In 2009, Allied Works completed a major expansion and renovation of the University of Michigan Museum of Art, more than doubling the space available for programs, collections and exhibition. The museum’s historic home, Alumni Memorial Hall, was completely renovated and integrated with the new addition. The 54,000 s.f. expansion occupies one of the last buildable sites on the original 40-acre campus, completing the primary public facade of the university and serving as an important gateway for students and residents of Ann Arbor.
The museum is forged by the powerful forces of history and movement. Where Alumni Hall is exclusive and introverted, the new architecture is open and immediate. Students flow along the “Diag,” the main circulation path through campus, moving by and through the galleries, classrooms, and public spaces. The building is formed by three cantilevered walls of concrete and limestone that radiate from a central core of open space. These armatures reach out to hold three distinct landscape rooms: to the south a new entry court adjacent to Alumni Hall, to the east a cloistered sculpture court, and to the north an open court to the heart of campus. In contrast to the cantilevered walls, shells of steel and glass engage the courtyards, admitting light into the galleries and circulation corridors within.

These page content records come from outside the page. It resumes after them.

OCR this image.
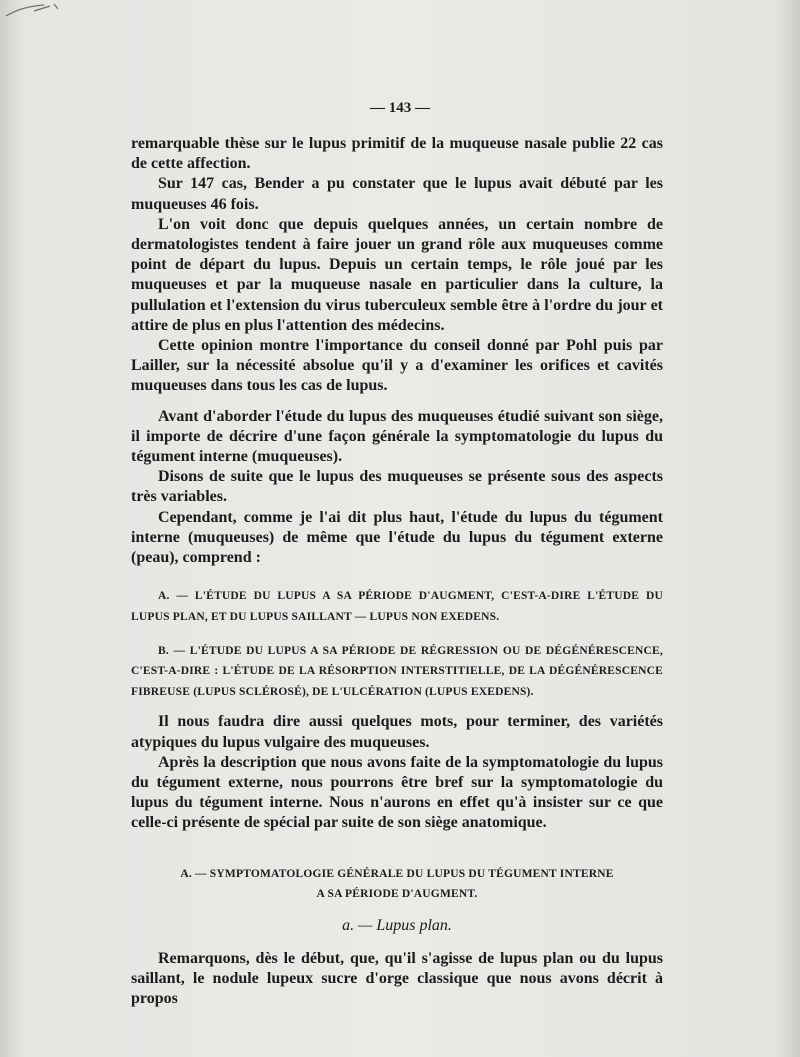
— 143 —

remarquable thèse sur le lupus primitif de la muqueuse nasale publie 22 cas de cette affection.

Sur 147 cas, Bender a pu constater que le lupus avait débuté par les muqueuses 46 fois.

L'on voit donc que depuis quelques années, un certain nombre de dermatologistes tendent à faire jouer un grand rôle aux muqueuses comme point de départ du lupus. Depuis un certain temps, le rôle joué par les muqueuses et par la muqueuse nasale en particulier dans la culture, la pullulation et l'extension du virus tuberculeux semble être à l'ordre du jour et attire de plus en plus l'attention des médecins.

Cette opinion montre l'importance du conseil donné par Pohl puis par Lailler, sur la nécessité absolue qu'il y a d'examiner les orifices et cavités muqueuses dans tous les cas de lupus.

Avant d'aborder l'étude du lupus des muqueuses étudié suivant son siège, il importe de décrire d'une façon générale la symptomatologie du lupus du tégument interne (muqueuses).

Disons de suite que le lupus des muqueuses se présente sous des aspects très variables.

Cependant, comme je l'ai dit plus haut, l'étude du lupus du tégument interne (muqueuses) de même que l'étude du lupus du tégument externe (peau), comprend :

A. — L'ÉTUDE DU LUPUS A SA PÉRIODE D'AUGMENT, C'EST-A-DIRE L'ÉTUDE DU LUPUS PLAN, ET DU LUPUS SAILLANT — LUPUS NON EXEDENS.

B. — L'ÉTUDE DU LUPUS A SA PÉRIODE DE RÉGRESSION OU DE DÉGÉNÉRESCENCE, C'EST-A-DIRE : L'ÉTUDE DE LA RÉSORPTION INTERSTITIELLE, DE LA DÉGÉNÉRESCENCE FIBREUSE (LUPUS SCLÉROSÉ), DE L'ULCÉRATION (LUPUS EXEDENS).

Il nous faudra dire aussi quelques mots, pour terminer, des variétés atypiques du lupus vulgaire des muqueuses.

Après la description que nous avons faite de la symptomatologie du lupus du tégument externe, nous pourrons être bref sur la symptomatologie du lupus du tégument interne. Nous n'aurons en effet qu'à insister sur ce que celle-ci présente de spécial par suite de son siège anatomique.

A. — SYMPTOMATOLOGIE GÉNÉRALE DU LUPUS DU TÉGUMENT INTERNE
A SA PÉRIODE D'AUGMENT.

a. — Lupus plan.

Remarquons, dès le début, que, qu'il s'agisse de lupus plan ou du lupus saillant, le nodule lupeux sucre d'orge classique que nous avons décrit à propos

These enclosing veils of structure filter light from above and frame views to the landscape through a series of transparent lenses. A three-story “vertical gallery” defines the heart of the new building, a column of space that draws visitors into the galleries and unifies the new wing by visually connecting works from the museum’s diverse collection.
With two acts of building, one bounded and one transparent, the extension creates a union of opposites—enclosed and exposed, dark and light, introverted and connected to the surrounding city and university.